Paulo: O que falta é o foco de pesquisa. Não se pode olhar o passado achando que já acha que sabe ou se acredita. Para fazer história, é preciso recorrer ao passado para entender o que ocorreu, mesmo que fira suas convicções. Tem que ler os manuais de filosofia da época. Fluido magnético, elétrico ou vital não são termos do Espiritismo, nem criados por Kardec, nem pelos espíritos e sim da física (da época 1850/60). Tudo era substância. O conceito de energia - estados de vibração - por exemplo, já é moderno. E, estudando a doutrina em detalhes, os espíritos denunciam isso.

A ciência estava então equivocada quando disse que o espírito de homem negro era inferior?

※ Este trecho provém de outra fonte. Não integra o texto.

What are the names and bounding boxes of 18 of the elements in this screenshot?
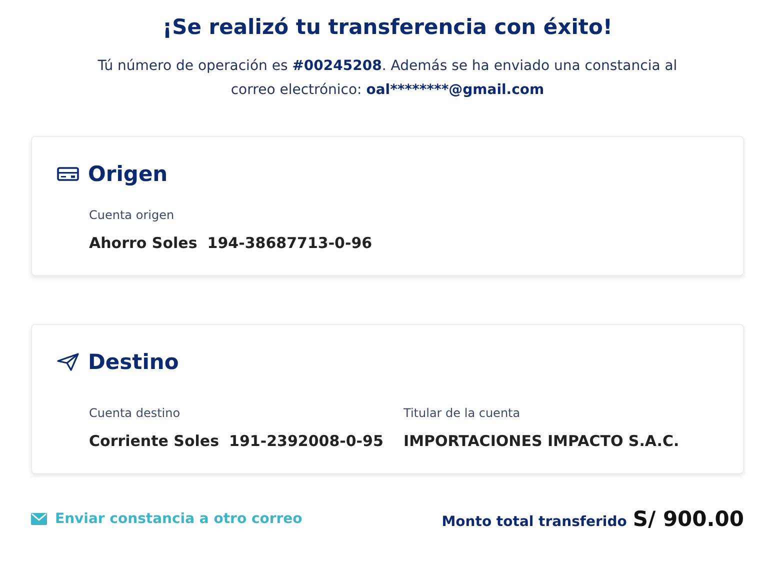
success-title: ¡Se realizó tu transferencia con éxito! bbox=[162, 14, 614, 41]
field-label: Cuenta origen bbox=[89, 207, 174, 224]
send-receipt-link[interactable]: Enviar constancia a otro correo bbox=[31, 508, 302, 530]
total-label: Monto total transferido bbox=[442, 512, 627, 532]
account-number: 194-38687713-0-96 bbox=[207, 233, 372, 254]
confirmation-message: Tú número de operación es #00245208. Además se ha enviado una constancia al correo electrónico: oal********@gmail.com bbox=[96, 56, 678, 100]
paper-plane-icon bbox=[57, 353, 79, 372]
section-title: Origen bbox=[88, 160, 168, 188]
total-amount: S/ 900.00 bbox=[632, 506, 744, 532]
field-label: Titular de la cuenta bbox=[404, 405, 520, 422]
field-label: Cuenta destino bbox=[89, 405, 180, 422]
account-type: Corriente Soles bbox=[89, 431, 220, 452]
envelope-icon bbox=[31, 513, 47, 526]
section-title: Destino bbox=[88, 348, 179, 376]
credit-card-icon bbox=[57, 167, 79, 182]
account-type: Ahorro Soles bbox=[89, 233, 198, 254]
field-value: IMPORTACIONES IMPACTO S.A.C. bbox=[404, 431, 680, 452]
account-number: 191-2392008-0-95 bbox=[229, 431, 384, 452]
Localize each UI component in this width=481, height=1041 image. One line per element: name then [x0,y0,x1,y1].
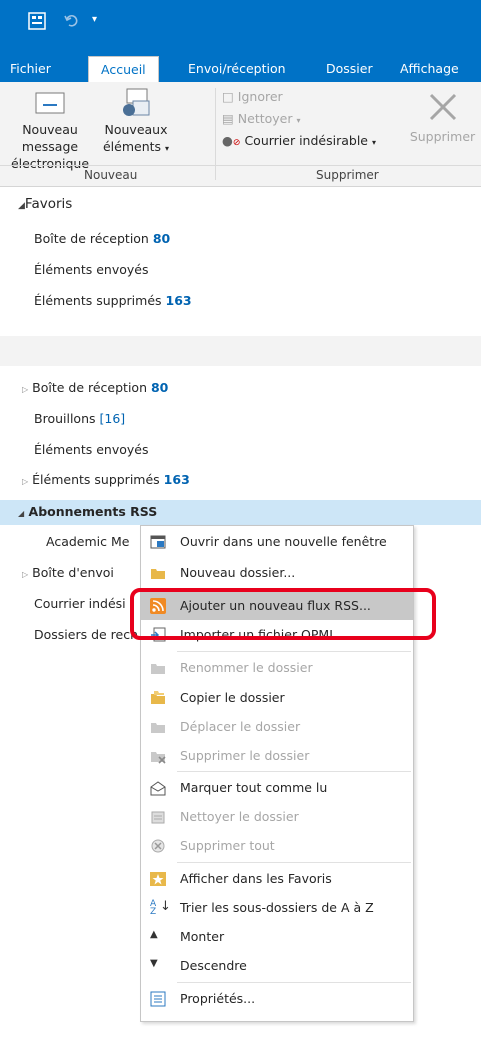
triangle-down-icon: ▼ [150,958,158,969]
group-label-new: Nouveau [84,168,138,182]
new-items-icon [119,86,153,120]
delete-x-icon [428,92,458,122]
new-mail-button[interactable]: Nouveau message électronique [0,88,100,172]
tab-file[interactable]: Fichier [8,56,53,82]
tab-folder[interactable]: Dossier [324,56,375,82]
menu-sort-subfolders[interactable]: AZ ↓ Trier les sous-dossiers de A à Z [141,894,413,922]
clean-button[interactable]: ▤ Nettoyer ▾ [222,110,301,129]
envelope-icon [33,88,67,118]
folder-junk[interactable]: Courrier indési [34,596,126,611]
menu-rename-folder[interactable]: Renommer le dossier [141,654,413,682]
menu-separator [177,862,411,863]
menu-separator [177,651,411,652]
move-folder-icon [150,719,166,735]
outlook-app-icon [28,12,46,34]
fav-sent[interactable]: Éléments envoyés [34,262,149,277]
tab-home[interactable]: Accueil [88,56,159,84]
favorites-header[interactable]: ◢Favoris [18,196,72,212]
rename-icon [150,660,166,676]
expand-triangle-icon[interactable]: ▷ [22,385,28,394]
expand-triangle-icon[interactable]: ▷ [22,477,28,486]
ribbon-tabs: Fichier Accueil Envoi/réception Dossier … [0,56,481,84]
folder-deleted[interactable]: ▷ Éléments supprimés 163 [22,472,190,487]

Paulo: Sim. Numa teoria, achavam que era uma raça imperfeita ou degenerativa, mas não havia igualitarismo. Em outra teoria, a raça branca era evolutiva frente à negra. Kardec não disse o que ele achava em relação a isso e sim o que a cultura dele acreditava, mas esse assunto não se concluiu. No entanto, depois Kardec disse na Revista Espírita que, independente do que a ciência pensa, espírito é tudo igual. Os espíritos responderam: "vocês não têm elementos ainda para discutir esses e outros assuntos". Assim como a evolução da alma do animal.

Isso se fundamenta na autonomia de pensamento?

Paulo: Justamente. Que incrível esse processo produtivo de diálogo! Não posso impor o meu conhecimento sobre o seu. É necessário desenvolver o raciocínio e aprender por si mesmo. O Espiritismo não repete as metafísicas ultrapassadas, propõe nova visão do mundo espiritual, fundamentado na liberdade.

Como você deixou a leitura deste extenso material mais interessante e menos árido para o leitor?

R: Levei dois anos para transformar em um romance histórico que vai contar muitos fatos novos sobre a biografia de Kardec, que se torna um personagem vivo, nos relatos da infância dele (que não foi em Lyon) e sobre a mãe de Kardec que investiu para se tornar educador.

Você fala da importância muito sobre a mãe de Kardec na vida dele.

Paulo: Sim, a mãe dele perdeu outros filhos e, além de outras perdas familiares, acabou ficando sozinha com a avó de Kardec - o centro das atenções. A família investiu para ele poder se tornar um escritor famoso, pedagogo, que ajudou a criar o Liceu, a vida no campo. Toda essa história eu conto em detalhes.

Entrevista realizada por Cristina Braga, jornalista e frequentadora da Sociedade de Estudos Espíritas 3 de Outubro.